Cattle testing based on immune reaction to bTB antigen was introduced and this allowed infected cows to be found and culled. This effectively stamped chronic bTB out of the cattle herd, but badgers remained infected. Culling infected setts by gassing with hydrogen cyanide was introduced, and by the 1980s had almost wiped out bTB in Britain; had the campaign been carried on this would have been achieved by the early 1990s.

However, the badger culling was suspended, and this led us to the present situation. With strong protection badger populations increased greatly, but with them spread the bTB infection from hotspots in Devon and Gloucestershire out to the present widespread area all over southern Britain. Cattle breakdowns (positive tests for bTB) were rare in the 1980s; presently they are common and getting commoner, and the amount of compensation for culled cows is rising steadily; last year's total was around £80 million.

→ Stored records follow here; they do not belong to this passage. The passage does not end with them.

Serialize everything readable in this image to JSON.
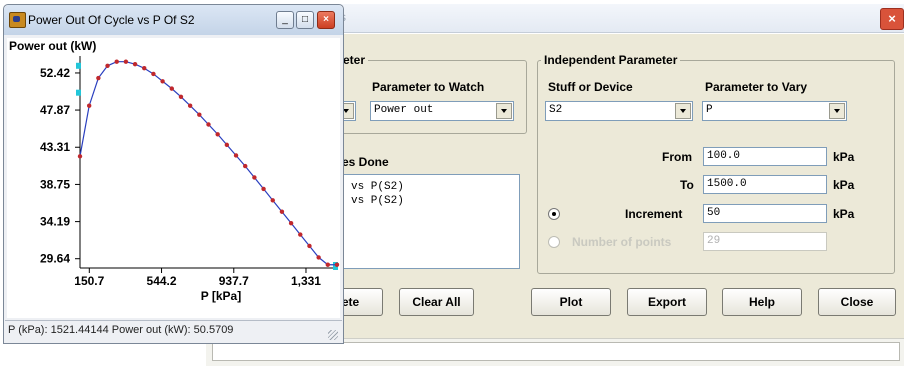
{
  "dialog": {
    "title_partial": "s",
    "close_glyph": "×",
    "dependent": {
      "group_label_partial": "eter",
      "param_to_watch_label": "Parameter to Watch",
      "param_to_watch_value": "Power out"
    },
    "cases_done": {
      "label_partial": "es Done",
      "items": [
        "vs P(S2)",
        "vs P(S2)"
      ]
    },
    "independent": {
      "group_label": "Independent Parameter",
      "stuff_label": "Stuff or Device",
      "stuff_value": "S2",
      "param_to_vary_label": "Parameter to Vary",
      "param_to_vary_value": "P",
      "from_label": "From",
      "from_value": "100.0",
      "from_unit": "kPa",
      "to_label": "To",
      "to_value": "1500.0",
      "to_unit": "kPa",
      "increment_label": "Increment",
      "increment_value": "50",
      "increment_unit": "kPa",
      "points_label": "Number of points",
      "points_value": "29"
    },
    "buttons": {
      "delete_partial": "ete",
      "clear_all": "Clear All",
      "plot": "Plot",
      "export": "Export",
      "help": "Help",
      "close": "Close"
    }
  },
  "plot_window": {
    "title": "Power Out Of Cycle vs P Of S2",
    "status": "P (kPa): 1521.44144  Power out (kW): 50.5709",
    "minimize_glyph": "_",
    "maximize_glyph": "□",
    "close_glyph": "×"
  },
  "chart_data": {
    "type": "line",
    "title": "",
    "ylabel": "Power out (kW)",
    "xlabel": "P [kPa]",
    "xlim": [
      100,
      1500
    ],
    "ylim": [
      28.5,
      54.5
    ],
    "x_ticks": [
      "150.7",
      "544.2",
      "937.7",
      "1,331"
    ],
    "x_tick_values": [
      150.7,
      544.2,
      937.7,
      1331
    ],
    "y_ticks": [
      "52.42",
      "47.87",
      "43.31",
      "38.75",
      "34.19",
      "29.64"
    ],
    "y_tick_values": [
      52.42,
      47.87,
      43.31,
      38.75,
      34.19,
      29.64
    ],
    "line_color": "#2a3fbf",
    "point_color": "#c0282d",
    "x": [
      100,
      150,
      200,
      250,
      300,
      350,
      400,
      450,
      500,
      550,
      600,
      650,
      700,
      750,
      800,
      850,
      900,
      950,
      1000,
      1050,
      1100,
      1150,
      1200,
      1250,
      1300,
      1350,
      1400,
      1450,
      1500
    ],
    "y": [
      42.2,
      48.4,
      51.8,
      53.3,
      53.8,
      53.8,
      53.5,
      53.0,
      52.3,
      51.4,
      50.5,
      49.5,
      48.4,
      47.3,
      46.1,
      44.9,
      43.6,
      42.3,
      41.0,
      39.6,
      38.2,
      36.8,
      35.4,
      34.0,
      32.6,
      31.2,
      29.8,
      28.9,
      28.9
    ]
  }
}
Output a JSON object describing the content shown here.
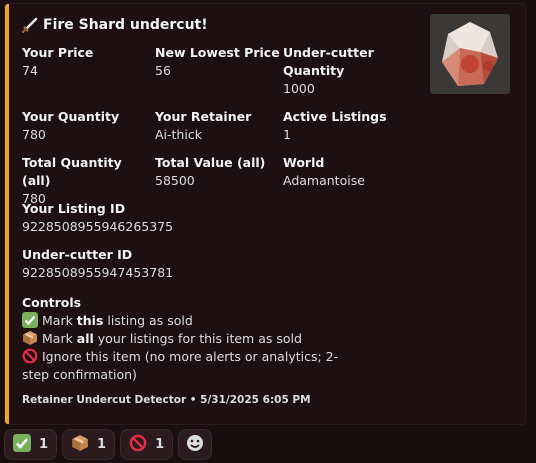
{
  "embed": {
    "accent_color": "#f0a42b",
    "title_icon": "dagger-icon",
    "title": "Fire Shard undercut!",
    "thumbnail": "fire-shard-crystal-icon",
    "fields": [
      {
        "name": "Your Price",
        "value": "74"
      },
      {
        "name": "New Lowest Price",
        "value": "56"
      },
      {
        "name": "Under-cutter Quantity",
        "value": "1000"
      },
      {
        "name": "Your Quantity",
        "value": "780"
      },
      {
        "name": "Your Retainer",
        "value": "Ai-thick"
      },
      {
        "name": "Active Listings",
        "value": "1"
      },
      {
        "name": "Total Quantity (all)",
        "value": "780"
      },
      {
        "name": "Total Value (all)",
        "value": "58500"
      },
      {
        "name": "World",
        "value": "Adamantoise"
      },
      {
        "name": "Your Listing ID",
        "value": "9228508955946265375"
      },
      {
        "name": "Under-cutter ID",
        "value": "9228508955947453781"
      }
    ],
    "controls": {
      "name": "Controls",
      "line1": {
        "icon": "check-mark-icon",
        "pre": "Mark ",
        "bold": "this",
        "post": " listing as sold"
      },
      "line2": {
        "icon": "package-icon",
        "pre": "Mark ",
        "bold": "all",
        "post": " your listings for this item as sold"
      },
      "line3": {
        "icon": "prohibited-icon",
        "text": "Ignore this item (no more alerts or analytics; 2-step confirmation)"
      }
    },
    "footer": "Retainer Undercut Detector • 5/31/2025 6:05 PM"
  },
  "reactions": [
    {
      "icon": "check-mark-icon",
      "count": "1"
    },
    {
      "icon": "package-icon",
      "count": "1"
    },
    {
      "icon": "prohibited-icon",
      "count": "1"
    }
  ],
  "add_reaction_icon": "smiley-add-icon"
}
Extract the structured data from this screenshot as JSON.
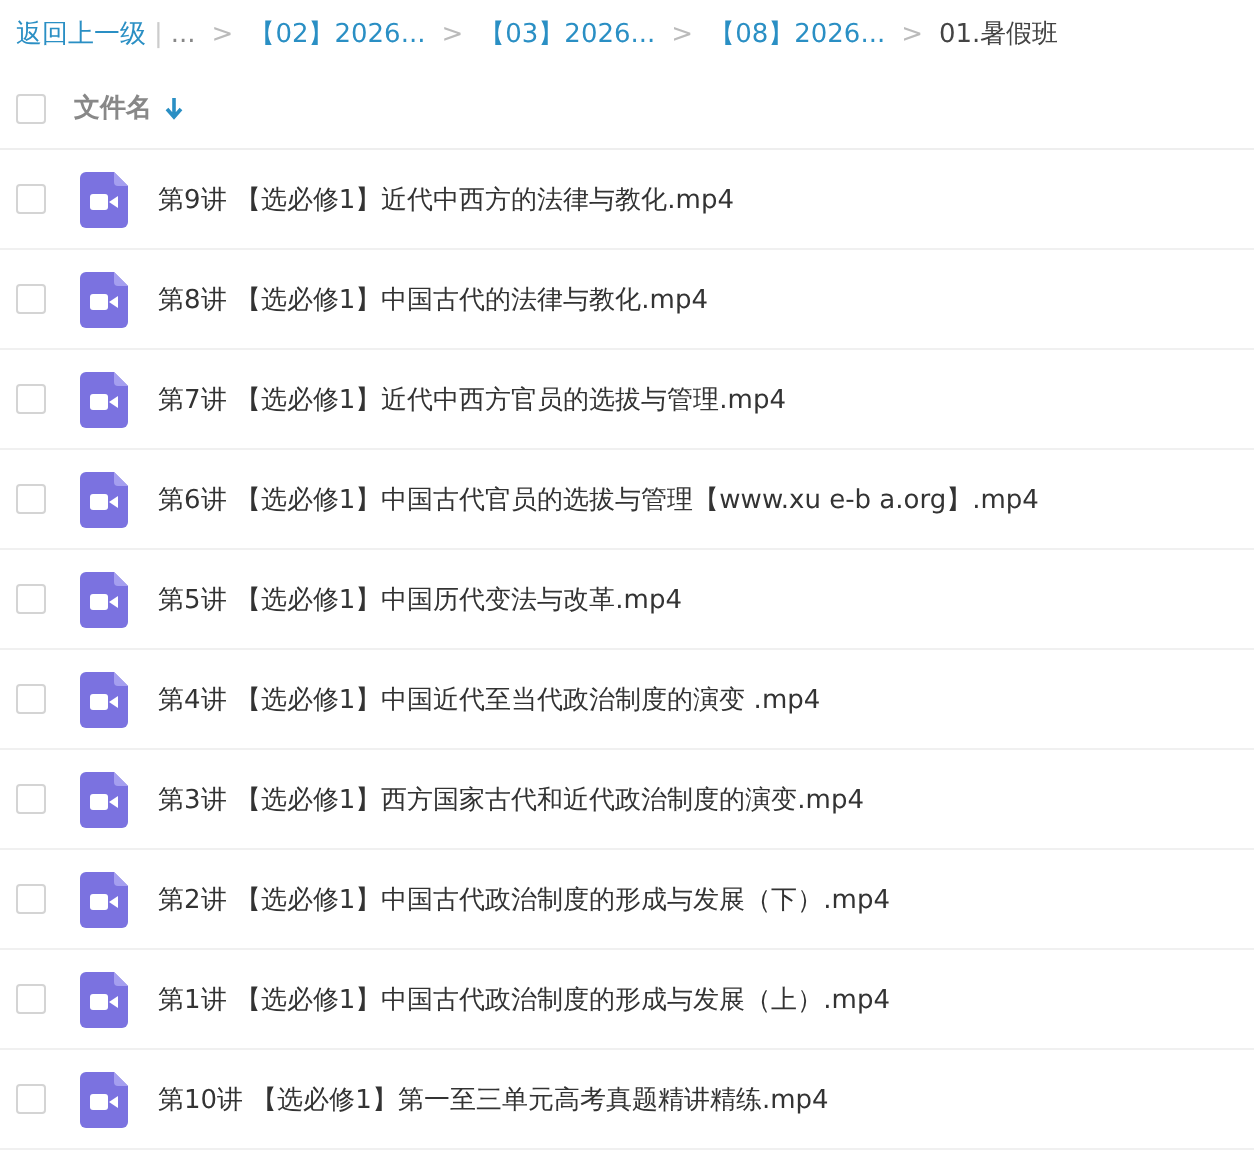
{
  "breadcrumb": {
    "back": "返回上一级",
    "divider": "|",
    "items": [
      {
        "text": "...",
        "kind": "ellipsis"
      },
      {
        "text": "【02】2026...",
        "kind": "link",
        "before": ">"
      },
      {
        "text": "【03】2026...",
        "kind": "link",
        "before": ">"
      },
      {
        "text": "【08】2026...",
        "kind": "link",
        "before": ">"
      },
      {
        "text": "01.暑假班",
        "kind": "current",
        "before": ">"
      }
    ]
  },
  "header": {
    "checked": false,
    "column": "文件名"
  },
  "files": [
    {
      "name": "第9讲 【选必修1】近代中西方的法律与教化.mp4",
      "checked": false
    },
    {
      "name": "第8讲 【选必修1】中国古代的法律与教化.mp4",
      "checked": false
    },
    {
      "name": "第7讲 【选必修1】近代中西方官员的选拔与管理.mp4",
      "checked": false
    },
    {
      "name": "第6讲 【选必修1】中国古代官员的选拔与管理【www.xu e-b a.org】.mp4",
      "checked": false
    },
    {
      "name": "第5讲 【选必修1】中国历代变法与改革.mp4",
      "checked": false
    },
    {
      "name": "第4讲 【选必修1】中国近代至当代政治制度的演变 .mp4",
      "checked": false
    },
    {
      "name": "第3讲 【选必修1】西方国家古代和近代政治制度的演变.mp4",
      "checked": false
    },
    {
      "name": "第2讲 【选必修1】中国古代政治制度的形成与发展（下）.mp4",
      "checked": false
    },
    {
      "name": "第1讲 【选必修1】中国古代政治制度的形成与发展（上）.mp4",
      "checked": false
    },
    {
      "name": "第10讲 【选必修1】第一至三单元高考真题精讲精练.mp4",
      "checked": false
    }
  ]
}
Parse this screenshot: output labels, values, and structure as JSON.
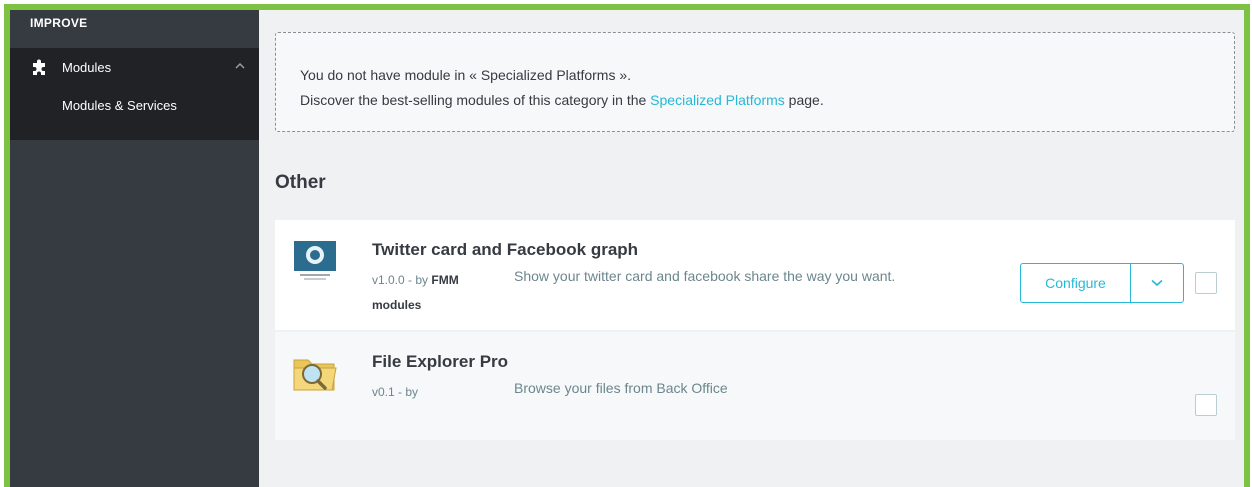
{
  "sidebar": {
    "heading": "IMPROVE",
    "menu": {
      "label": "Modules",
      "icon": "puzzle-icon",
      "expand_icon": "chevron-up-icon"
    },
    "submenu": [
      "Modules & Services"
    ]
  },
  "notice": {
    "line1": "You do not have module in « Specialized Platforms ».",
    "line2_prefix": "Discover the best-selling modules of this category in the ",
    "line2_link": "Specialized Platforms",
    "line2_suffix": " page."
  },
  "section_title": "Other",
  "modules": [
    {
      "name": "Twitter card and Facebook graph",
      "version_by": "v1.0.0 - by ",
      "author_line1": "FMM",
      "author_line2": "modules",
      "description": "Show your twitter card and facebook share the way you want.",
      "configure_label": "Configure",
      "dropdown_icon": "chevron-down-icon",
      "logo_icon": "twitter-card-logo-icon"
    },
    {
      "name": "File Explorer Pro",
      "version_by": "v0.1 - by",
      "description": "Browse your files from Back Office",
      "logo_icon": "folder-magnifier-icon"
    }
  ],
  "colors": {
    "accent": "#25b9d7",
    "sidebar": "#363a41",
    "frame": "#7dc242"
  }
}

So we are led to the current situation. Badgers are getting to be endemically infected with bTB, and badgers don't respond well to bTB infection; they have a very poor immune response to it, and suffer rapid and widespread disease. Vaccine trials on them also demonstrate that even injections of huge doses of vaccine don't have all that much protective effect; there is not an oral vaccine for badgers yet (this would need to be partly transgenic to be effective), and given how poor the response to BCG was, there is unlikely to be one.

Vaccinating cows against bTB is also out of the question. The vaccine for bTB is live, weakened bTB bacteria; the immune response thus generated is identical to that from naturally infected animals. As it happens bTB is rather good at evading immune responses; the humoral inflammation response is the only one which really slows it down. Cows are actually quite resistant to bTB; badgers alas are extremely poor at this.

The Government now cannot let this one lie, since to do so is to risk Britain being declared to have endemic TB (which cuts out our dairy export market), and in any case will only lead to a steady rise in compensation for culled cows as the disease spreads through the badger populations. Local badger culling is the only option left, unfortunately.